Anti-Intellectualism and Irish Politics
Read more about: Academia, Blogging, Democracy, Irish Politics
In the Guardian blog Comment is Free, Professor Anthony Giddens bemoans the lack of esteem with which intellectuals are held in the UK. He compared the bestseller non-fiction lists in the UK and USA and finds that the latter’s list is dominated by works “of a quite intellectual nature,” which compared unfavourably with the British list dominated by books on cooking, gardening and biographies of TV celebrities. Top of the US list at the moment is Barak Obama’s The Anatomy of Hope, described as “a serious work of social and political policy.” Apart from a few local authors, the Irish list is similar to the British. Are the Irish as politically illiterate as the UK by Giddens’s reckoning?
Over thirty five years ago, in the first modern political science textbook on the Government and Politics of Ireland, Basil Chubb highlighted the importance of authoritarianism, conformism, anti-intellectualism and loyalty as distinctive elements in Irish political culture.
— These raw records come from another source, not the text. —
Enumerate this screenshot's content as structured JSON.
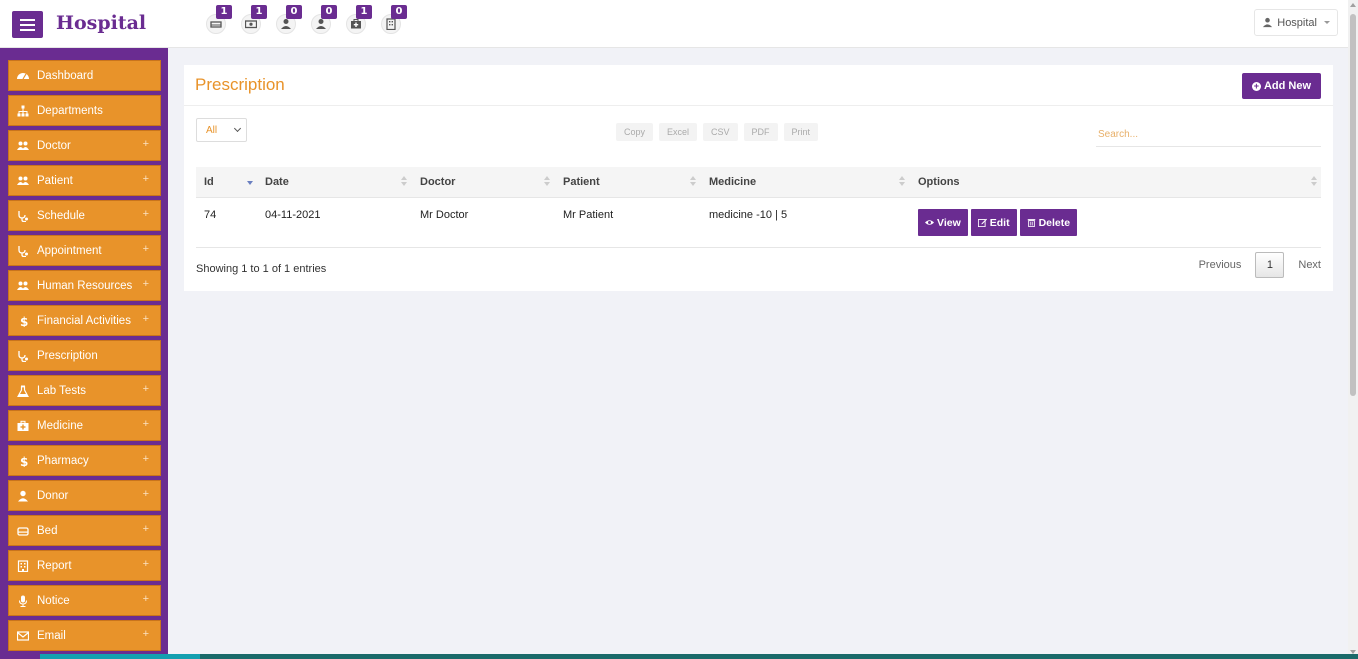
{
  "header": {
    "brand": "Hospital",
    "user_label": "Hospital",
    "notifications": [
      {
        "icon": "bed-icon",
        "count": "1"
      },
      {
        "icon": "money-icon",
        "count": "1"
      },
      {
        "icon": "user-icon",
        "count": "0"
      },
      {
        "icon": "user-icon",
        "count": "0"
      },
      {
        "icon": "medkit-icon",
        "count": "1"
      },
      {
        "icon": "hospital-icon",
        "count": "0"
      }
    ]
  },
  "sidebar": {
    "items": [
      {
        "label": "Dashboard",
        "icon": "dashboard-icon",
        "expandable": false
      },
      {
        "label": "Departments",
        "icon": "sitemap-icon",
        "expandable": false
      },
      {
        "label": "Doctor",
        "icon": "users-icon",
        "expandable": true
      },
      {
        "label": "Patient",
        "icon": "users-icon",
        "expandable": true
      },
      {
        "label": "Schedule",
        "icon": "stethoscope-icon",
        "expandable": true
      },
      {
        "label": "Appointment",
        "icon": "stethoscope-icon",
        "expandable": true
      },
      {
        "label": "Human Resources",
        "icon": "users-icon",
        "expandable": true
      },
      {
        "label": "Financial Activities",
        "icon": "dollar-icon",
        "expandable": true
      },
      {
        "label": "Prescription",
        "icon": "stethoscope-icon",
        "expandable": false
      },
      {
        "label": "Lab Tests",
        "icon": "flask-icon",
        "expandable": true
      },
      {
        "label": "Medicine",
        "icon": "medkit-icon",
        "expandable": true
      },
      {
        "label": "Pharmacy",
        "icon": "dollar-icon",
        "expandable": true
      },
      {
        "label": "Donor",
        "icon": "user-icon",
        "expandable": true
      },
      {
        "label": "Bed",
        "icon": "bed-icon",
        "expandable": true
      },
      {
        "label": "Report",
        "icon": "hospital-icon",
        "expandable": true
      },
      {
        "label": "Notice",
        "icon": "microphone-icon",
        "expandable": true
      },
      {
        "label": "Email",
        "icon": "envelope-icon",
        "expandable": true
      }
    ],
    "plus_symbol": "+"
  },
  "main": {
    "title": "Prescription",
    "add_new_label": "Add New",
    "length_select_value": "All",
    "export_buttons": [
      "Copy",
      "Excel",
      "CSV",
      "PDF",
      "Print"
    ],
    "search_placeholder": "Search...",
    "columns": [
      "Id",
      "Date",
      "Doctor",
      "Patient",
      "Medicine",
      "Options"
    ],
    "rows": [
      {
        "id": "74",
        "date": "04-11-2021",
        "doctor": "Mr Doctor",
        "patient": "Mr Patient",
        "medicine": "medicine -10 | 5"
      }
    ],
    "row_actions": {
      "view": "View",
      "edit": "Edit",
      "delete": "Delete"
    },
    "info_text": "Showing 1 to 1 of 1 entries",
    "pagination": {
      "previous": "Previous",
      "current": "1",
      "next": "Next"
    }
  },
  "colors": {
    "accent": "#6a2c91",
    "sidebar_item": "#e8932a",
    "title": "#e8932a"
  }
}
Such elements reflected the residual effects of a peasant society and the strong prevailing influences of Catholicism. The much vaunted modernisation of Irish society has largely removed those influences so what factors are responsible for keeping our political culture largely free of serious intellectual debate and why is it that, as in Britain but unlike much of continental Europe, there is no significant link between political and intellectual life?
Irish elites like to think they are more European somehow than the British, but in reality our culture is firmly lodged in the Anglosphere. Our consumption patterns, including our consumption of cultural products in the broadest sense, are similar to those of our nearest neighbour. Our shopping malls and our Main (or should that be High?) Streets are increasingly dominated by the brands of British multiples. There is something of a paradox in that the factors that gave rise to anti-intellectualism in our political culture could hardly have been different to those prevalent in Britain. Nevertheless, as in Britain, there is little popular esteem for intellectuals and no direct transfer between universities and politics.This is not to deny that the occasional academic figure hasn’t achieved high office. Garret Fitzgerald, undoubtedly a man of letters as well as a professional number cruncher, was Taoiseach after all. In the late 1960s—in advance of the socialism that was to come by the seventies—the Labour Party managed to attract a coterie of intellectuals including David Thornley and Conor Cruise O’Brien. I can’t think of anyone in Fianna Fáil that is comparable. In any case, such examples were atypical.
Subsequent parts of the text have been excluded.